RESULTS: The prescribed low-level insertion gain from 6 to 10 kHz averaged 53 dB across all ears, with a range from 26 to 86 dB. After adjustment, the gain from 6 to 10 kHz decreased to an average of 45 dB with a range from 16 to 86 dB. Measured FG averaged 39 dB from 6 to 10 kHz with a range from 11 to 62 dB. Abbreviated Profile of Hearing Aid Benefit results revealed a significant improvement in communication relative to unaided listening, averaging 28 to 32 percentage points for the background noise, reverberation, and ease of communication subscales. Relative to participants' own hearing aids, the subscales ease of communication and aversiveness showed small but significant improvements for Earlens ranging from 6 to 7 percentage points. For the custom satisfaction questionnaire, most participants rated the Earlens system as better than their own hearing aids in most situations.

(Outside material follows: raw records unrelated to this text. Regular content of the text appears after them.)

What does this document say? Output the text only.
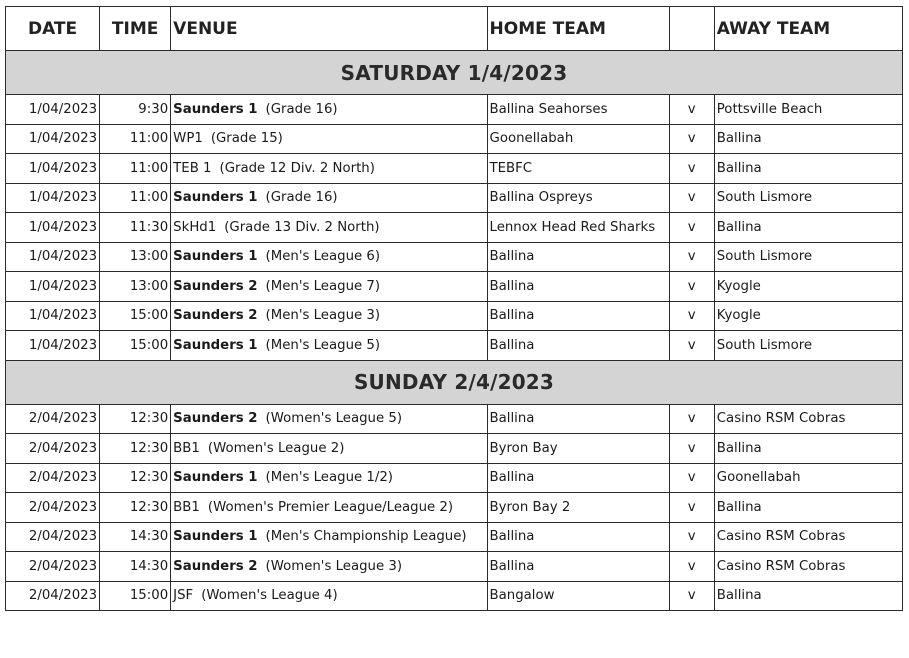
DATE	TIME	VENUE	HOME TEAM		AWAY TEAM
SATURDAY 1/4/2023					
1/04/2023	9:30	Saunders 1 (Grade 16)	Ballina Seahorses	v	Pottsville Beach
1/04/2023	11:00	WP1 (Grade 15)	Goonellabah	v	Ballina
1/04/2023	11:00	TEB 1 (Grade 12 Div. 2 North)	TEBFC	v	Ballina
1/04/2023	11:00	Saunders 1 (Grade 16)	Ballina Ospreys	v	South Lismore
1/04/2023	11:30	SkHd1 (Grade 13 Div. 2 North)	Lennox Head Red Sharks	v	Ballina
1/04/2023	13:00	Saunders 1 (Men's League 6)	Ballina	v	South Lismore
1/04/2023	13:00	Saunders 2 (Men's League 7)	Ballina	v	Kyogle
1/04/2023	15:00	Saunders 2 (Men's League 3)	Ballina	v	Kyogle
1/04/2023	15:00	Saunders 1 (Men's League 5)	Ballina	v	South Lismore
SUNDAY 2/4/2023					
2/04/2023	12:30	Saunders 2 (Women's League 5)	Ballina	v	Casino RSM Cobras
2/04/2023	12:30	BB1 (Women's League 2)	Byron Bay	v	Ballina
2/04/2023	12:30	Saunders 1 (Men's League 1/2)	Ballina	v	Goonellabah
2/04/2023	12:30	BB1 (Women's Premier League/League 2)	Byron Bay 2	v	Ballina
2/04/2023	14:30	Saunders 1 (Men's Championship League)	Ballina	v	Casino RSM Cobras
2/04/2023	14:30	Saunders 2 (Women's League 3)	Ballina	v	Casino RSM Cobras
2/04/2023	15:00	JSF (Women's League 4)	Bangalow	v	Ballina
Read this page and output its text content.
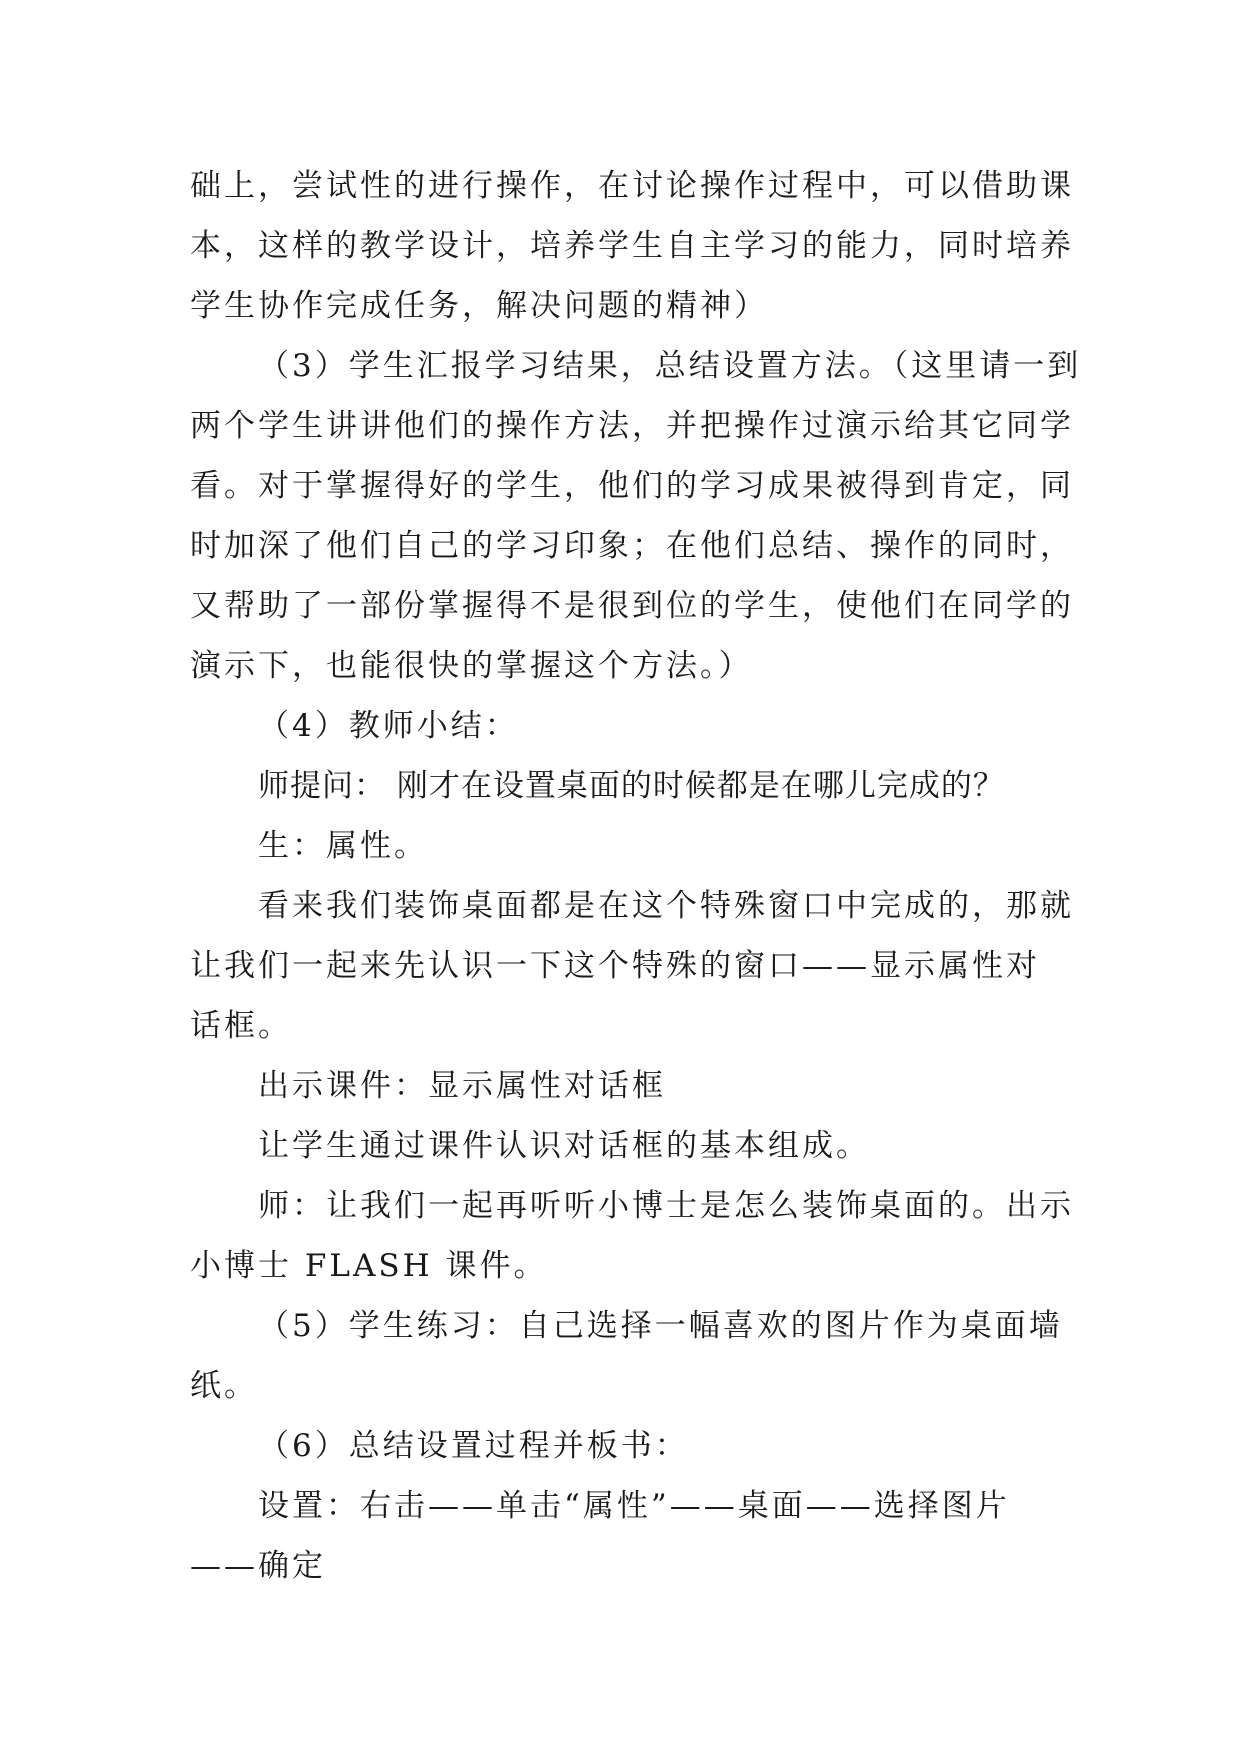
础上，尝试性的进行操作，在讨论操作过程中，可以借助课
本，这样的教学设计，培养学生自主学习的能力，同时培养
学生协作完成任务，解决问题的精神）
（3）学生汇报学习结果，总结设置方法。（这里请一到
两个学生讲讲他们的操作方法，并把操作过演示给其它同学
看。对于掌握得好的学生，他们的学习成果被得到肯定，同
时加深了他们自己的学习印象；在他们总结、操作的同时，
又帮助了一部份掌握得不是很到位的学生，使他们在同学的
演示下，也能很快的掌握这个方法。）
（4）教师小结：
师提问： 刚才在设置桌面的时候都是在哪儿完成的？
生：属性。
看来我们装饰桌面都是在这个特殊窗口中完成的，那就
让我们一起来先认识一下这个特殊的窗口——显示属性对
话框。
出示课件：显示属性对话框
让学生通过课件认识对话框的基本组成。
师：让我们一起再听听小博士是怎么装饰桌面的。出示
小博士 FLASH 课件。
（5）学生练习：自己选择一幅喜欢的图片作为桌面墙
纸。
（6）总结设置过程并板书：
设置：右击——单击“属性”——桌面——选择图片
——确定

CONCLUSIONS: Participants used and reported subjective benefit from the Earlens system. Most participants preferred slightly less gain at 6 to 10 kHz than prescribed for experienced users by CAM2, preferring similar gains to those prescribed for inexperienced users, but gains over the extended high frequencies were high relative to those that are currently available with acoustic hearing aids.This is an open access article distributed under the Creative Commons Attribution License 4.0 (CCBY), which permits unrestricted use, distribution, and reproduction in any medium, provided the original work is properly cited.